Keep believing it, weasel-in-chief. Please.
* * *
The Democrats are still planning to socialize medicine. They did their best to look as if they were backpedaling, but they weren't. I'll say it again: the Democrats need this. They need it because otherwise they face the possibility of being voted out of power again, as happened in 1994, and they don't like that.
* * *
March 27, turn on every light you own. It's another stupid "Earth Hour", with all the asininity and foolishness that entails.
For one of the previous exercises in futlile gesturing, someone said that it had "saved" 5,000 tons of carbon.
Annual carbon budget of Earth's atmosphere: 206,000,000,000 tons
Annual human contribution to same budget: 6,000,000,000 tons
Savings from whatever prior "Earth Hour": 5,000 tons
Net carbon budget for whatever year that was: 205,999,995,000 tons
...global warming is so over now!
* * *
Dinner tonight was yakisoba. Having been up stupid-late last night I slept until 3; I woke up hungry, and I immediately got out of bed and began making yakisoba. It simply didn't make sense to do anything else, not when I had planned to make it for dinner today anyway.
So I had a heaping pasta plate of yakisoba for breakfast.
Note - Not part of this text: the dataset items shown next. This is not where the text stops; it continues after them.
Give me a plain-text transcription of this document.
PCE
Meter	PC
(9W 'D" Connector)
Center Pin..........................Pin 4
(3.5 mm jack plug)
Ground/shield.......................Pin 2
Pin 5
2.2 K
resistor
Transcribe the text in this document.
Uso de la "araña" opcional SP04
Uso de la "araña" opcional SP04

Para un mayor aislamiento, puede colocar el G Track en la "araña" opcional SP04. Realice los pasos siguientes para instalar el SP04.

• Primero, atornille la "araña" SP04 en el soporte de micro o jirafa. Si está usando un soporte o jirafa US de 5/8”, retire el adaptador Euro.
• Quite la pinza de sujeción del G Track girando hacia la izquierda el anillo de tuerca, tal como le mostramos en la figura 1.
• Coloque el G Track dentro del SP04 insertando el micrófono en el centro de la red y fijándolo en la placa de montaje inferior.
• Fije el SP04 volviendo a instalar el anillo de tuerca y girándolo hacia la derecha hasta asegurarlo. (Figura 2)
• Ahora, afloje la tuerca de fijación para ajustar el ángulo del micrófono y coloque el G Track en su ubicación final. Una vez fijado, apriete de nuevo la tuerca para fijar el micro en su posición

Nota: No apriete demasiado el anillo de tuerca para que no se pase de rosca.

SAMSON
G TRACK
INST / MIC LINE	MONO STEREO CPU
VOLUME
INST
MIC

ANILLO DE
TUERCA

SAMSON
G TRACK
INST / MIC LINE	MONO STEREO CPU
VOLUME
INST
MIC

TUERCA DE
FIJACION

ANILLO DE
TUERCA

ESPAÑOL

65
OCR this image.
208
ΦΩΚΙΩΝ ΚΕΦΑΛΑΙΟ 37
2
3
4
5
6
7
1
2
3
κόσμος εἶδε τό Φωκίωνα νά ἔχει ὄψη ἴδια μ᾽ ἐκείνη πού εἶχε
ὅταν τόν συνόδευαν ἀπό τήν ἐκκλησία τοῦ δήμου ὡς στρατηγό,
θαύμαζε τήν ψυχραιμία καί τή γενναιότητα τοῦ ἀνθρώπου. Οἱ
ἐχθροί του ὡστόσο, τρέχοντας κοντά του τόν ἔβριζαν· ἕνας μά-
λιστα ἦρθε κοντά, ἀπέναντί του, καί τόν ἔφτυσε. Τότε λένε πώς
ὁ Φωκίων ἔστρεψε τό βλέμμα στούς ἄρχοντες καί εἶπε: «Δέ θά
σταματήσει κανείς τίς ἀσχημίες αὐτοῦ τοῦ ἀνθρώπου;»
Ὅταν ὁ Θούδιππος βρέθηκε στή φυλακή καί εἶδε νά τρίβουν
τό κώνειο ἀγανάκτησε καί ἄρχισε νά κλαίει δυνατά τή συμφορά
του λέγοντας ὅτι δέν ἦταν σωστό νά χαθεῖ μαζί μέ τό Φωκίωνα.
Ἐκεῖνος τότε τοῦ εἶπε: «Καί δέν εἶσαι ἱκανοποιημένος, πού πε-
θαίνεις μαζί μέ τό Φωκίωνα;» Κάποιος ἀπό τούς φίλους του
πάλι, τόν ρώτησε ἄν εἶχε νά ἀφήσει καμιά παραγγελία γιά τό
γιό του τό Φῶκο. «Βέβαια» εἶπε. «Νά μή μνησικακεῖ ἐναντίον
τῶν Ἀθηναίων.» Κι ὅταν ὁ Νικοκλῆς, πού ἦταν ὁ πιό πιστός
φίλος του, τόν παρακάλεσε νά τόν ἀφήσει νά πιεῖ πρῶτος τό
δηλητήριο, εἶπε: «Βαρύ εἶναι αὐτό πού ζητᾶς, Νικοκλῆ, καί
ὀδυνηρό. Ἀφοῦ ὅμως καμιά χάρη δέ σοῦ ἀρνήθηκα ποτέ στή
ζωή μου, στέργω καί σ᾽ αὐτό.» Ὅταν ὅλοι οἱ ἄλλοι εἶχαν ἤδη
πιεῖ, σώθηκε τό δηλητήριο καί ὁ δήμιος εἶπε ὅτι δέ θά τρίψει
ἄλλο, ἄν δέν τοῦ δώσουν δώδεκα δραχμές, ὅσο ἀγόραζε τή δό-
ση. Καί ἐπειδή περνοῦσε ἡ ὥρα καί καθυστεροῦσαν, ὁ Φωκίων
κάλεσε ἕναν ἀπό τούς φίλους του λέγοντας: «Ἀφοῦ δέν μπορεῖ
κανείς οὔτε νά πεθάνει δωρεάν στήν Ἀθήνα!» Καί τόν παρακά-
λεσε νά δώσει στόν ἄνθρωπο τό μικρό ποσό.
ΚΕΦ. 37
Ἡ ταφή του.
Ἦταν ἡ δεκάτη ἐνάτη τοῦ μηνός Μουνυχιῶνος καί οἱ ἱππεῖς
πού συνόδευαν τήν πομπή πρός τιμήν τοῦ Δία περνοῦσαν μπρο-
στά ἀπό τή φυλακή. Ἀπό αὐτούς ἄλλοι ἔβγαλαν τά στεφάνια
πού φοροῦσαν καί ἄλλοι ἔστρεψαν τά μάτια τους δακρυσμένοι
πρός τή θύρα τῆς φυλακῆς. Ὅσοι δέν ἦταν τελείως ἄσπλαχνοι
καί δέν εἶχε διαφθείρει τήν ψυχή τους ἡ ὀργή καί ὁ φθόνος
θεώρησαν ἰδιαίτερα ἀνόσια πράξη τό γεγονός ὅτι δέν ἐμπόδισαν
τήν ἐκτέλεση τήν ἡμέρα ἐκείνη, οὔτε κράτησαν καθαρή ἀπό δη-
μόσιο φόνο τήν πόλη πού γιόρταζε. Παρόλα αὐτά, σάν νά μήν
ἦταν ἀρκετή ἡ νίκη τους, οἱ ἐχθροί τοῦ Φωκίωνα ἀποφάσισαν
Well, WTF.
...last night I watched the new-and-improved playlist:
Telepathy Girl Ran
To Aru Kagaku no Railgun
TGR is nearly over; there's one ep left. It's nothing earth-shattering but it's an okay series.
ES is still insane.
BO: I saw the first half of this series and was eagerly awaiting the second half. Then I lost my job at Rockwell, and couldn't afford anime...so I missed buying the second half of the show when it was released. The last thing I remember of this show was from ep 13, showing a half-dozen megadeuses coming ashore...and that was like 2000 or 2001. So I've only had to wait nine, ten years to find out what happens.
TAGnR: Steven thinks moderately well of this series, and having seen the first ep I understand why. I suppose I'll have to check out the prior series (To Aru Majutsu no Index) even though the two series are reportedly very different in tone.
...I really enjoyed the first ep of the second season. Reason #1 is that it's a very well-executed time-travel story, something you rarely see anywhere; it's nicely self-contained, breaks no continuity, and is 100% within the bounds of the rules set for the Haruhi universe.
Also, I just plain like the characters, except possibly for Haruhi herself. I still don't know about her....
* * *
After the snow melted off, we got snow today--about an inch, maybe. Heh. Well, it's winter; what do you expect?